STEERING COMMITTEE OF CITIES SERVED BY ONCOR (OCSC) RECOMMENDATIONS

  • OCSC proposed that certain new guardrail protections should apply to more than just emergency TEEEF leases. The PUC agreed and included such provisions in the new rules.
  • OCSC recommended that the PUC’s discretion to alter leases be extended beyond only those instances when TEEEF expenses are found imprudent in a ratemaking proceeding. The PUC adopted language supporting this recommendation.
  • The PUC adopted language favored by OCSC that gives the agency discretion to determine when it is necessary to initiate a review of a TEEEF lease. Under the language, the commission can initiate an action to alter a lease at any time.
  • In agreement with OCSC, the commission agreed to rules giving the agency the ability to initiate a proceeding to alter a lease if a TDU fails to meet various requirements. The new rules do not specify the circumstances that will trigger such a commission review.
  • OCSC recommended that the commission’s actions to alter a lease include a process for stakeholder comments. In response to that and other OCSC recommendations, the new rules specify the commission’s review of a TEEEF lease will involve a contested case proceeding.

LEGISLATIVE HISTORY

Sen. King’s SB 231 from 2025 is not the first emergency mobile generation law adopted by the Texas Legislature. Rather, the first came in 2021, with the passage of HB 2483, also by King.

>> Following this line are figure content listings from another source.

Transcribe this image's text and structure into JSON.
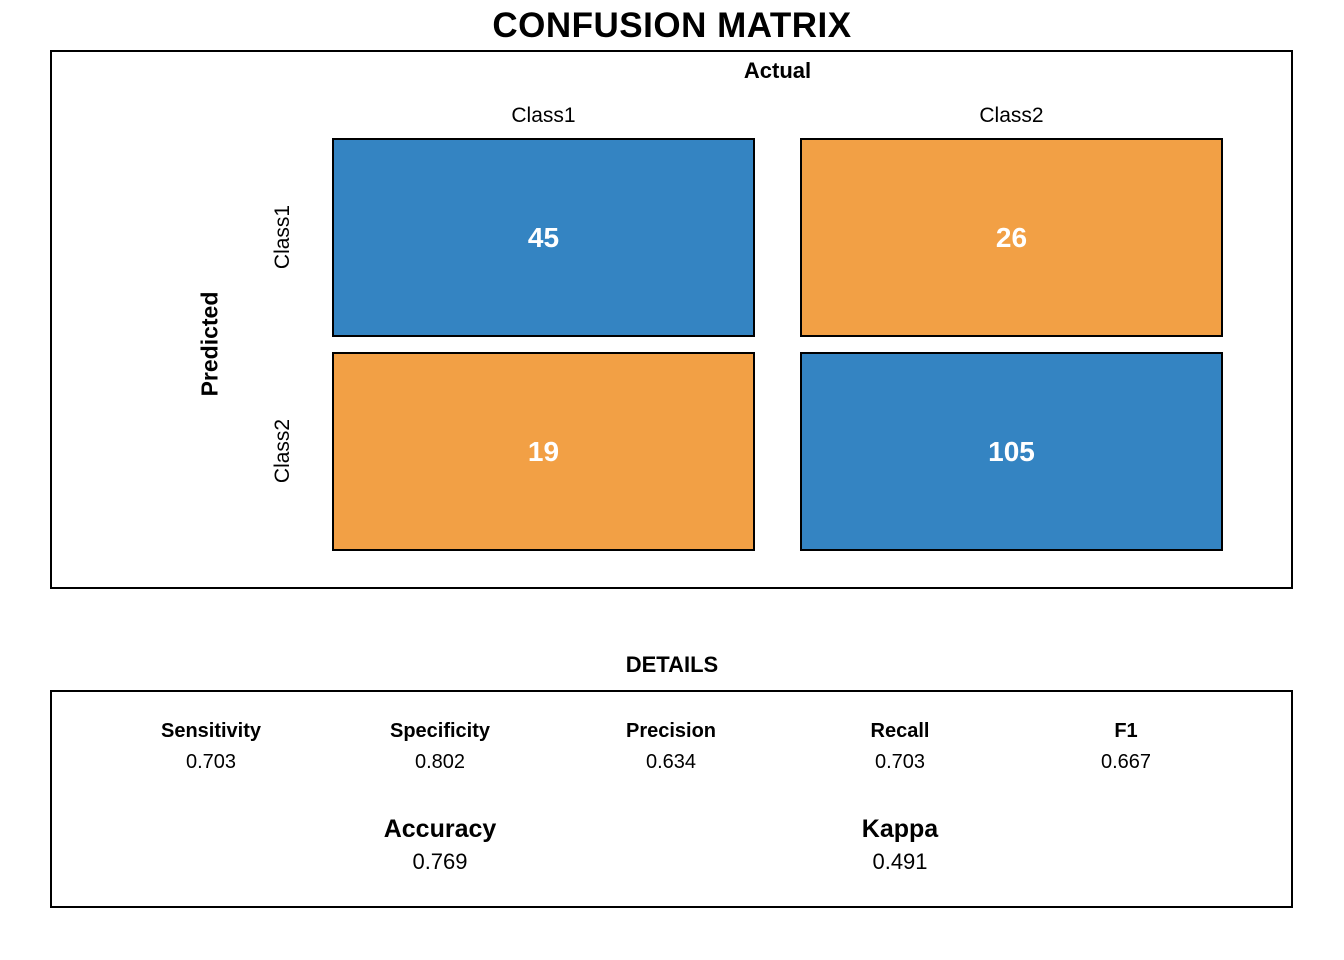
{
  "title": "CONFUSION MATRIX",
  "colors": {
    "blue": "#3484C2",
    "orange": "#F2A045",
    "cell_border": "#000000",
    "cell_text": "#FFFFFF",
    "background": "#FFFFFF"
  },
  "matrix": {
    "x_axis_label": "Actual",
    "y_axis_label": "Predicted",
    "col_labels": [
      "Class1",
      "Class2"
    ],
    "row_labels": [
      "Class1",
      "Class2"
    ],
    "cells": [
      {
        "row": "Class1",
        "col": "Class1",
        "value": "45",
        "color_key": "blue"
      },
      {
        "row": "Class1",
        "col": "Class2",
        "value": "26",
        "color_key": "orange"
      },
      {
        "row": "Class2",
        "col": "Class1",
        "value": "19",
        "color_key": "orange"
      },
      {
        "row": "Class2",
        "col": "Class2",
        "value": "105",
        "color_key": "blue"
      }
    ]
  },
  "details": {
    "title": "DETAILS",
    "metrics": [
      {
        "label": "Sensitivity",
        "value": "0.703"
      },
      {
        "label": "Specificity",
        "value": "0.802"
      },
      {
        "label": "Precision",
        "value": "0.634"
      },
      {
        "label": "Recall",
        "value": "0.703"
      },
      {
        "label": "F1",
        "value": "0.667"
      }
    ],
    "summary": [
      {
        "label": "Accuracy",
        "value": "0.769"
      },
      {
        "label": "Kappa",
        "value": "0.491"
      }
    ]
  },
  "chart_data": {
    "type": "heatmap",
    "title": "CONFUSION MATRIX",
    "xlabel": "Actual",
    "ylabel": "Predicted",
    "x_categories": [
      "Class1",
      "Class2"
    ],
    "y_categories": [
      "Class1",
      "Class2"
    ],
    "values": [
      [
        45,
        26
      ],
      [
        19,
        105
      ]
    ],
    "cell_colors": [
      [
        "#3484C2",
        "#F2A045"
      ],
      [
        "#F2A045",
        "#3484C2"
      ]
    ],
    "value_text_color": "#FFFFFF",
    "grid": false,
    "legend": false,
    "stats": {
      "Sensitivity": 0.703,
      "Specificity": 0.802,
      "Precision": 0.634,
      "Recall": 0.703,
      "F1": 0.667,
      "Accuracy": 0.769,
      "Kappa": 0.491
    }
  }
}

Houston’s CenterPoint Electric then leveraged that 2021 law to enter into lease agreements for 33 mobile generation units, at a cost, according to King, of nearly $1 billion. These leases were by far the most extensive and expensive by any utility statewide. However, these “emergency” units for the most part remained idle during their first true test: recovery efforts after devastating Hurricane Beryl also occurring in 2021.

Expressing outrage at what he described as CenterPoint’s misuse of his 2021 TEEEF legislation, King then pushed for reforms through his follow-up 2025 law.

The new SB 231 TEEEF rules take effect on March 1. You can find more information on the PUC website, under Docket No. 58392.